Now I've pulled off to the side of the road while listening to, "and life's like an hour glass glued to the table, no one can find the rewind button dear, so cradle your head in your hands and breathe, just breathe".
While I'm here, I'll go ahead and cop to the fact that I don't actually smoke cigarettes, and that maybe once in my life I could have had a shot of something with Southern Comfort in it. I don't even toss gum out my window, let alone something that could shatter. Also, I drive a Mommy-mobile.
In essence, my writing is my driving and what I'm really doing is coping, because that is what I do. I can't be driving around like a drunken maniac with two kids in the back seat. They need me. Besides, Big A would have zero issues with contacting the appropriate authorities. ("Additionally, Judge, you might be interested in this little black book I've kept over the years. Yes, I also thought that categorizing the entries was an act of brilliance. It posed a slight challenge since some of the logs could definitely fit into one or more categories, but overall, I am glad you can appreciate the effect. I, too, love color graphs. Where do I need to sign"?)

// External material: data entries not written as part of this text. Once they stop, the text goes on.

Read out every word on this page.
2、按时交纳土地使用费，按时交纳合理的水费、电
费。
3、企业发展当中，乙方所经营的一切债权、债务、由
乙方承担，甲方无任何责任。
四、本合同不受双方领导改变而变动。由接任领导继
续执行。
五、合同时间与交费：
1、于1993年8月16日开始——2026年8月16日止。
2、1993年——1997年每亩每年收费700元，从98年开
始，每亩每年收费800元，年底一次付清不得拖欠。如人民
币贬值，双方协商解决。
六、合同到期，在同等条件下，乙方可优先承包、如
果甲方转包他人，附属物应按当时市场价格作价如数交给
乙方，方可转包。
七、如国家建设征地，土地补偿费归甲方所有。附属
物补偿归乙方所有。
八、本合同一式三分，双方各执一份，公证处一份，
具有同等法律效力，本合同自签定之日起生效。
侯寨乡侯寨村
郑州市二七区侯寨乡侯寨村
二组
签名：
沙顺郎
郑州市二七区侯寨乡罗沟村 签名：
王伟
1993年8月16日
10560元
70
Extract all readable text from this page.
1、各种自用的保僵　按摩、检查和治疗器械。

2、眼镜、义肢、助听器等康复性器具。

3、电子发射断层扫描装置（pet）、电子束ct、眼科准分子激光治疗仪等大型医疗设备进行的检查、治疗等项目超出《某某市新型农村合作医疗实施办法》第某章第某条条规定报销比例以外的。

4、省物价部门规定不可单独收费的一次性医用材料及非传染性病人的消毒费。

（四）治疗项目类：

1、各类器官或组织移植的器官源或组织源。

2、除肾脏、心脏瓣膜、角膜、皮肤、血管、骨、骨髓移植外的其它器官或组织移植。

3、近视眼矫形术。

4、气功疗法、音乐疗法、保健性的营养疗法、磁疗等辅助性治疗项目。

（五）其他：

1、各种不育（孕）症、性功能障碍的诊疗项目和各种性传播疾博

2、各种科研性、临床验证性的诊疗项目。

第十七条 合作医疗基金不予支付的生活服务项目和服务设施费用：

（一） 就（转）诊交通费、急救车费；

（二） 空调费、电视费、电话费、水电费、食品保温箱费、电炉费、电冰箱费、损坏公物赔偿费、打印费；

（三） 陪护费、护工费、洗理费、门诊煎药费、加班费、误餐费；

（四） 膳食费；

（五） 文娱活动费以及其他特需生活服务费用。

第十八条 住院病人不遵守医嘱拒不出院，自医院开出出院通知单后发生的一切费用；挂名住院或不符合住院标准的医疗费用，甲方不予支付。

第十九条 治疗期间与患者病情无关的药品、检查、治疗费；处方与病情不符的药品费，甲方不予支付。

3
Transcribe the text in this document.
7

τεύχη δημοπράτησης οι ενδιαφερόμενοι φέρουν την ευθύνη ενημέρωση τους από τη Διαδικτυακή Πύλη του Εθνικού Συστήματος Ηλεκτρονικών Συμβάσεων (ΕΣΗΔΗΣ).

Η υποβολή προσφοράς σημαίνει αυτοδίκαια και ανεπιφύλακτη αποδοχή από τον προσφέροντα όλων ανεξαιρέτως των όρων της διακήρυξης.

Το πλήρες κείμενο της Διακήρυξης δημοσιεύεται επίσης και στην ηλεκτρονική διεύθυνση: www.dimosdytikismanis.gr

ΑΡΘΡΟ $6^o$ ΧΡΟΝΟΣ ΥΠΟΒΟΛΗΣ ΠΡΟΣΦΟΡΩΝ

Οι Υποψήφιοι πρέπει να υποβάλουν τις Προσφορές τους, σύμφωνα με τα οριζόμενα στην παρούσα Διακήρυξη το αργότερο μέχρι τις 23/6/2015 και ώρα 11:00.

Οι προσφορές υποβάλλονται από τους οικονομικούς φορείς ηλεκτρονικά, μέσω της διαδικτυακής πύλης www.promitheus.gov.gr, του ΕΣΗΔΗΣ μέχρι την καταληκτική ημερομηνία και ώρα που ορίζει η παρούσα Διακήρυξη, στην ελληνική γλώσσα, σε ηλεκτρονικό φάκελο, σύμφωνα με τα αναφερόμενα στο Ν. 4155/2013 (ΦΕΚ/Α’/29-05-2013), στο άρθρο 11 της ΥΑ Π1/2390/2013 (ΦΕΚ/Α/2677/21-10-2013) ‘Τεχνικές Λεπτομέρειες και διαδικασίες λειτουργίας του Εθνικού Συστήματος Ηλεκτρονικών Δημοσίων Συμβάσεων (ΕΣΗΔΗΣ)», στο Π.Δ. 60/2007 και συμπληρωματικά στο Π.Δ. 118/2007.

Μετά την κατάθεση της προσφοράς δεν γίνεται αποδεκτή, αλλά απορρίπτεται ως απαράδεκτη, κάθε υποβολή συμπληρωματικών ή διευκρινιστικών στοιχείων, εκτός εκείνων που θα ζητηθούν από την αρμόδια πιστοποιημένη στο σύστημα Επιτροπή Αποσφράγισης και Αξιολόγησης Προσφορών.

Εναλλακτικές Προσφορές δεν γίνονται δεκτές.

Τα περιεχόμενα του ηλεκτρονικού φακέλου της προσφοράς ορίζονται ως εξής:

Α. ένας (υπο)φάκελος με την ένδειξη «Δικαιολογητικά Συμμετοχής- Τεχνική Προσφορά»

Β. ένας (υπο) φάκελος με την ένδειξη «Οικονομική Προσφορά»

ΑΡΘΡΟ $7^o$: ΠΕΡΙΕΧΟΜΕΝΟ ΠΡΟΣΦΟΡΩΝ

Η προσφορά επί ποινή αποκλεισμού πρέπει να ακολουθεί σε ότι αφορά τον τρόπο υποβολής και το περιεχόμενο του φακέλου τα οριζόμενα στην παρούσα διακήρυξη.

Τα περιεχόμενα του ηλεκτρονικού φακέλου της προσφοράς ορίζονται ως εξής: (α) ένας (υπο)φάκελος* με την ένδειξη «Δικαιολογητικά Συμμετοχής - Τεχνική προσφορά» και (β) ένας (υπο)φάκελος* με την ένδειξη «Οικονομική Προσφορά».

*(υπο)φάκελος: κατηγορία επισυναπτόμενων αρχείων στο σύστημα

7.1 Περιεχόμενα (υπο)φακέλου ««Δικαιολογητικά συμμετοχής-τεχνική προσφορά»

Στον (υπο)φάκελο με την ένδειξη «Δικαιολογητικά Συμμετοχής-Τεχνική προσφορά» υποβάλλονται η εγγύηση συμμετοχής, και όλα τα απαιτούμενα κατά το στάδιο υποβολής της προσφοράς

Last night when I picked them up from the sitter, Little A was a disaster. She'd skipped her nap and had had an episode that day with her diaper and the contents there-of and the wall next to the crib she was supposed to be napping in. (One of the many reasons that you will never hear me say that I pay too much for day care. How do you put a price on that one?)
Little A was pulling her hair and trying to set herself free from her car seat, while Big A looked at her for a few moments.
Big A: Mom?
Big A: Little A is a train wreck.
Me: Well, at least she comes by it honestly.